The Ritz, in Manchester is a venue more associated with student and ‘grab a granny’ nights than gigs. Arriving after eight, Loop Aznavour’s musical adventures were already under way. As I looked at the stage and took in the sound, my first thought was, what the f**k?
Loop Aznavour is David Cordwell, an untypical one man band from Bury. From a distance he looks like 80s pop tart Andy Bell, vocally he is something akin to Mark E Smith, complete with the occasional use of a megaphone. His sound is electronic based, with regular use of a theramin (a stick that you wave your hand in front of to generate wobbly, spooky sounds) as used to great effect by Space in the 90s. This was not a gentle introduction to the night’s festivities, but all the same he was well and generously received.
Next up were Yorkshire hopefuls Exit Calm, a band not dissimilar to Puressence themselves in that they create big sonic soundscapes. Sound wise they are reminiscent of early Verve and maybe even a little bit of U2. Lead singer, Nicky Smith enters the stage with a swagger, but equally at times looks nervous and uncomfortable in his surroundings, nevertheless he was totally focussed on delivering a great performance, his leg pulsating manically. Live, the band really show what they are all about, giving greater space to their massive sound. A great support act lapped up by the crowd.
Every time that Puressence play their home(ish) town there is always a great sense of anticipation and celebration, these days being an annual event than a more regular occurrence. Tonight is the launch of their new album Solid State Recital, their fifth studio release in a career spanning 19 years, the bulk of this receiving its début outing. It’s an indictment of just how strong their new material is, that before their album has even been released that they are prepared to give it as much space on the set-list as all of their previous material put together. New tracks sandwiched nicely between old favourites to create a fantastic, strong and coherent set.
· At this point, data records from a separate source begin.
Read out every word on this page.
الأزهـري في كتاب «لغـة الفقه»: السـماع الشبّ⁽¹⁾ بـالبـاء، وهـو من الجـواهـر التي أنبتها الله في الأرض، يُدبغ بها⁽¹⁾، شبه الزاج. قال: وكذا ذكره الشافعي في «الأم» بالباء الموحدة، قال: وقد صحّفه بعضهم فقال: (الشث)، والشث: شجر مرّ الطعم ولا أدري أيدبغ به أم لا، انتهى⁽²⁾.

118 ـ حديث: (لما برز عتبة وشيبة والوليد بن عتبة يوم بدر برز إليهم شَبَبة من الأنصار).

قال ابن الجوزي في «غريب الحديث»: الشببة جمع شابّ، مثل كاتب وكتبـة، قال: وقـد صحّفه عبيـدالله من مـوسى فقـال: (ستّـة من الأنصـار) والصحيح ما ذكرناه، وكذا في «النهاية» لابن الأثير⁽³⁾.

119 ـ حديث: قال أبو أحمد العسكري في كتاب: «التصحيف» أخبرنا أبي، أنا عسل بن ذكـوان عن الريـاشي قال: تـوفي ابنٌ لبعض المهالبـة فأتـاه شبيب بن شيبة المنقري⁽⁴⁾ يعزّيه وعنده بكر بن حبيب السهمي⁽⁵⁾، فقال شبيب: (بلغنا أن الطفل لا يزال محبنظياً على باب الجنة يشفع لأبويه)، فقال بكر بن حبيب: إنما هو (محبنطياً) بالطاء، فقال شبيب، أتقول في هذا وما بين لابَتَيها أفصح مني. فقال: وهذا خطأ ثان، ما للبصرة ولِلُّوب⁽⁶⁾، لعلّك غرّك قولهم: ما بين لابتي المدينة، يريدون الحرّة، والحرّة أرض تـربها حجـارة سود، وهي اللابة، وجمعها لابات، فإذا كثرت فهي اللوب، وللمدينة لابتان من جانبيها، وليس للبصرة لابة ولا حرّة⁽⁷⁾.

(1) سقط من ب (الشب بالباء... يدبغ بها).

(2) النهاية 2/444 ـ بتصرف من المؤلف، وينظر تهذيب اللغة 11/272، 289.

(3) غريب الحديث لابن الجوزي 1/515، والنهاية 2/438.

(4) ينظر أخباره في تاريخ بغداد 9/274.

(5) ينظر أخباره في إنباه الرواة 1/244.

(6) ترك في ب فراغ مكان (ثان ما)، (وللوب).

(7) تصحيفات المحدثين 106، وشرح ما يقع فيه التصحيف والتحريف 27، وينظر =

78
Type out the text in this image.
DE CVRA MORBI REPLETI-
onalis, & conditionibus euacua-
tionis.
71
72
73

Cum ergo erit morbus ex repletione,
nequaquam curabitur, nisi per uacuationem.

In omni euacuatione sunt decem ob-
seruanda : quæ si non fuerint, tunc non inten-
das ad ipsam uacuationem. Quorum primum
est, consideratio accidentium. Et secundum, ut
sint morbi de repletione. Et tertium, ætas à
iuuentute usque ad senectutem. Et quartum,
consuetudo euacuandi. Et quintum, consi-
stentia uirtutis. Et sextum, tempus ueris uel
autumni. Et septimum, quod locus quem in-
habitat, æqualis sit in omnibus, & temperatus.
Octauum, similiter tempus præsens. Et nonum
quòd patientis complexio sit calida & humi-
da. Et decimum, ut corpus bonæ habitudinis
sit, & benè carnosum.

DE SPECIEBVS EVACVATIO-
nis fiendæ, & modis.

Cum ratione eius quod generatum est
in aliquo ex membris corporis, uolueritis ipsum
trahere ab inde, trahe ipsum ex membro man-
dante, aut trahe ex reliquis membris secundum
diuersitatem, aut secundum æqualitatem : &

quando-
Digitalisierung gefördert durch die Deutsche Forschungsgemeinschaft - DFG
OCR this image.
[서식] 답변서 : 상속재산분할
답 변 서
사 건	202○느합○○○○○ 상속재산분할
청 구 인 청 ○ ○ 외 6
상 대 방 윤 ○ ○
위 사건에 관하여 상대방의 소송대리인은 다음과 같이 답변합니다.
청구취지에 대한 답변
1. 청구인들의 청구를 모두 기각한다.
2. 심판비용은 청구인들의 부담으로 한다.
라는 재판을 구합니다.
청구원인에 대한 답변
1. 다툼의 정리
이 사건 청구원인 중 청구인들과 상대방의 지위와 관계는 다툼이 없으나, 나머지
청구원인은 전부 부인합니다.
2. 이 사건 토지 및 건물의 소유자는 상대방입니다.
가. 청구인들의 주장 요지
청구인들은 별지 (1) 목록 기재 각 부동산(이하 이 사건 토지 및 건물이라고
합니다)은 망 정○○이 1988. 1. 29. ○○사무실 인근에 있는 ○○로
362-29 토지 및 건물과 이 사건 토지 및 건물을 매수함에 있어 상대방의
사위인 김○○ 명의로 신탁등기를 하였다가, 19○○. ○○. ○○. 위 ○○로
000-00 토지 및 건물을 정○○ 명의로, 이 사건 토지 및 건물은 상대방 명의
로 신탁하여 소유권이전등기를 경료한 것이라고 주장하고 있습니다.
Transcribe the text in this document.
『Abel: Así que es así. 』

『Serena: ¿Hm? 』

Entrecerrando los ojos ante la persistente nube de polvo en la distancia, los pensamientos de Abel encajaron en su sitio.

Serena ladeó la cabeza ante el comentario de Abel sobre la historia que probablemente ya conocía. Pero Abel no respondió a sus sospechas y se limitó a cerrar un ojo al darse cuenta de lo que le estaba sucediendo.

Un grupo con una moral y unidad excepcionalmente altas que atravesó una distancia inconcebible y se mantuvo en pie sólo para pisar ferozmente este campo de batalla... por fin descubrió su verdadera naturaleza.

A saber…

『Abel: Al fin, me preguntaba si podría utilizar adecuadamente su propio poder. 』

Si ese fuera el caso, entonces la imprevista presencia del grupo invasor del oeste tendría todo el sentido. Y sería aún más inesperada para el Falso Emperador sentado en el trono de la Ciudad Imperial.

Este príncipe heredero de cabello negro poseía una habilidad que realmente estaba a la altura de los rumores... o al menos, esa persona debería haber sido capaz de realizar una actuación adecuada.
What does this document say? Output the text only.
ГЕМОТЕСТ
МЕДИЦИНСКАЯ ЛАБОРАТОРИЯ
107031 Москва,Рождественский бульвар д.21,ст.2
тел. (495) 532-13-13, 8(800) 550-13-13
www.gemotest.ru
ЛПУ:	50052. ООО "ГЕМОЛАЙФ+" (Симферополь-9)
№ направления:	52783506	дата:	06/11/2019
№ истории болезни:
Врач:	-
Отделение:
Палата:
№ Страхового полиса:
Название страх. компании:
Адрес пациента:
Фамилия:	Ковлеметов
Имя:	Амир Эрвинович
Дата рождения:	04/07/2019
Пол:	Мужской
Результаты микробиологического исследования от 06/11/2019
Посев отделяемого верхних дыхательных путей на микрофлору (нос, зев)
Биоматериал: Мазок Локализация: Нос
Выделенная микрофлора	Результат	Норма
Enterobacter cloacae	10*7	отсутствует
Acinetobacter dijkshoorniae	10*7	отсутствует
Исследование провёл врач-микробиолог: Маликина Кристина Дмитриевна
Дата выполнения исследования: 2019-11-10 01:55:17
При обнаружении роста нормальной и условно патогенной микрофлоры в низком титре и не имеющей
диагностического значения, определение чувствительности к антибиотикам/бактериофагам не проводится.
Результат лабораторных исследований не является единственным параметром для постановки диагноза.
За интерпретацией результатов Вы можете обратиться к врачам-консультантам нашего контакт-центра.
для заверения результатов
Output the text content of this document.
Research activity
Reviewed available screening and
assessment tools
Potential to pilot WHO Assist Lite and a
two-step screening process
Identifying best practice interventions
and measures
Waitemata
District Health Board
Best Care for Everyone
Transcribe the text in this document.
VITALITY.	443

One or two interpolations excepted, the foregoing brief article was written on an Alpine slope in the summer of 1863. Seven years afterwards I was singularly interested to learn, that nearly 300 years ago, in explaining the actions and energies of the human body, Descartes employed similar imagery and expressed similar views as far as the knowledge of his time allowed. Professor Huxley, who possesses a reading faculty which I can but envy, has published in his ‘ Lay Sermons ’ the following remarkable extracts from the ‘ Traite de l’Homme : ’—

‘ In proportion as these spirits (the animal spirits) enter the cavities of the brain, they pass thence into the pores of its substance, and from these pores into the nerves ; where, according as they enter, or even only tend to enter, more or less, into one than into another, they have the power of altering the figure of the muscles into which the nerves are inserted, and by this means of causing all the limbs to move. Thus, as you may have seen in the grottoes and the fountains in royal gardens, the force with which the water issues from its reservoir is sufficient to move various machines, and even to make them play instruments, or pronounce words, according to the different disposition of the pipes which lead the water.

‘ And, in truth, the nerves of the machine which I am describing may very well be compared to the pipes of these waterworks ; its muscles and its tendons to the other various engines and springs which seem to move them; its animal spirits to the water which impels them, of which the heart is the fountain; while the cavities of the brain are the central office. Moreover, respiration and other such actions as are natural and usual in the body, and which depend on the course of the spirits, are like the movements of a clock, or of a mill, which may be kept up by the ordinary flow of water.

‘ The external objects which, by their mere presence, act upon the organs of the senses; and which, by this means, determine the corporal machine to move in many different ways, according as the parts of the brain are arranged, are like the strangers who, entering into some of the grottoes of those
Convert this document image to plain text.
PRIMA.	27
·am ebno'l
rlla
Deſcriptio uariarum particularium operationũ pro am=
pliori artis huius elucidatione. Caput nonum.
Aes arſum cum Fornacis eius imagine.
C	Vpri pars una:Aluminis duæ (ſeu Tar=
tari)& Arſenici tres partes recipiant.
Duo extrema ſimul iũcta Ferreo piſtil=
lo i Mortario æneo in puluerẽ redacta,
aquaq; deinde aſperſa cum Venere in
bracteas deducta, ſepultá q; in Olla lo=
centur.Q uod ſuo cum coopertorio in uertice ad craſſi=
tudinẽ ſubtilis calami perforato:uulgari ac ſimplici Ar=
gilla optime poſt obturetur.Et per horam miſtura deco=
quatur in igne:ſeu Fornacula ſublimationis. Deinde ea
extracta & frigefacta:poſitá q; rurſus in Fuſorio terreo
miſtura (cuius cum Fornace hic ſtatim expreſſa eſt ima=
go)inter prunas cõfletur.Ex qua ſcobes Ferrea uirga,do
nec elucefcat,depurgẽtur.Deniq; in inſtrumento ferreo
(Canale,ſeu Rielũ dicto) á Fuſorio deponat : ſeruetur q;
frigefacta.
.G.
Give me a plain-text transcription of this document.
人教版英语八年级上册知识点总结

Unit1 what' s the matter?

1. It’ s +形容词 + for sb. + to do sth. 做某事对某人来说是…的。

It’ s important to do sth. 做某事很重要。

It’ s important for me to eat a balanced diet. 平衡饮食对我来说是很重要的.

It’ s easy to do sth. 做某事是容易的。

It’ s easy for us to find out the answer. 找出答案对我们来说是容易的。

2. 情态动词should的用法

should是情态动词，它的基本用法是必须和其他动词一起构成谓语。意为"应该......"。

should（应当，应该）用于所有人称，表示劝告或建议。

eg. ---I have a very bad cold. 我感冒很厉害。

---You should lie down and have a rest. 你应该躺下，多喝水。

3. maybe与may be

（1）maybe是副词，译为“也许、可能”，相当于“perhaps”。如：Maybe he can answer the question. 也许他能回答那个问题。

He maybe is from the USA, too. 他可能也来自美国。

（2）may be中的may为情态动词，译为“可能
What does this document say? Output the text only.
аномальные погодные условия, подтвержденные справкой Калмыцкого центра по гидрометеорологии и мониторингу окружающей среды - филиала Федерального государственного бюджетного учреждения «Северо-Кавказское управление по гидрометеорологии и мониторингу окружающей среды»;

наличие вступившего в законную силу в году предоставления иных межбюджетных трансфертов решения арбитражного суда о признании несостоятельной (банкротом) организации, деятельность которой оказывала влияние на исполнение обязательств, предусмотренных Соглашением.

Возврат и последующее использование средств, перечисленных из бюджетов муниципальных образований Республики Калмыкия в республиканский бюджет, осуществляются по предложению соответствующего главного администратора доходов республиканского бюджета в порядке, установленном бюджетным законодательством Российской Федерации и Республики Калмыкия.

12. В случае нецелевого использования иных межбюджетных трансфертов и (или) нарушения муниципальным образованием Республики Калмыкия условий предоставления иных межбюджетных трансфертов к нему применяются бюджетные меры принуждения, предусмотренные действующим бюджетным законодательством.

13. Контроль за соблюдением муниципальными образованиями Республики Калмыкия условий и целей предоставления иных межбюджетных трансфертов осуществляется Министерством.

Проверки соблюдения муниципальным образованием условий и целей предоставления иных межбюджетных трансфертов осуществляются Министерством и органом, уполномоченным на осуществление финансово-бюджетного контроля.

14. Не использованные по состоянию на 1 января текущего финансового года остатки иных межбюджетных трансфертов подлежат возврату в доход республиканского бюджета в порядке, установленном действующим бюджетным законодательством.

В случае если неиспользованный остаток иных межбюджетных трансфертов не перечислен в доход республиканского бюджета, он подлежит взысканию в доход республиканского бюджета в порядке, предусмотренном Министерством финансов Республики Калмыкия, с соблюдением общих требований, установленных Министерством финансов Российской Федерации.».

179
One new track to get an airing this evening is Swathes of Sea Made Stone, with its light almost bouncing bass and drums at the start building to a bustling, pulsating crescendo, it’s massive and awesome. All band members play their full part, especially James Mudriczki with his big, haunting falsetto vocals. All I Want then kicks in and tugs at your heartstrings. Another new track, Solid State is almost un-Puressence like, more steady and down the line than their usual sweeping musical landscapes. The set closes with the almighty India, hands raised aloft the song moving from a gentle intro, to big powerful chorus within seconds, raising you up, then letting you go, before grabbing you again on an intense musical and emotional journey.
The encore takes in three classic tracks, kicking off with This Feeling, the crowd singing along and contributing to the song in a classic stadium type way, mic pointed in their direction. The whole venue is bouncing, literally and metaphorically (thanks to the Ritz’s infamous bouncy dance floor). It makes you really question why the real big time has never quite happened for Puressence. Walking Dead follows next keeping up the relentless pace and maintaining the momentum. Sharpen up the Knives, brings proceedings to a close, with its incessant rumbling bass, a sense of constant urgency, knowing that it’s going to take you higher and higher, before briefly giving you respite before it begins its aural assault again, it leaves you exhausted but totally uplifted. A great song to end with, showing what Puressence are all about. The band then takes in their deserved applause, soaking up the adoration. Before leaving the stage singer James says, ‘stick with us, we might even make it’, here’s hoping so.
You can catch Puressence live for yourself this summer at a selection of UK festivals including the Galtres and Friends of Mine festivals.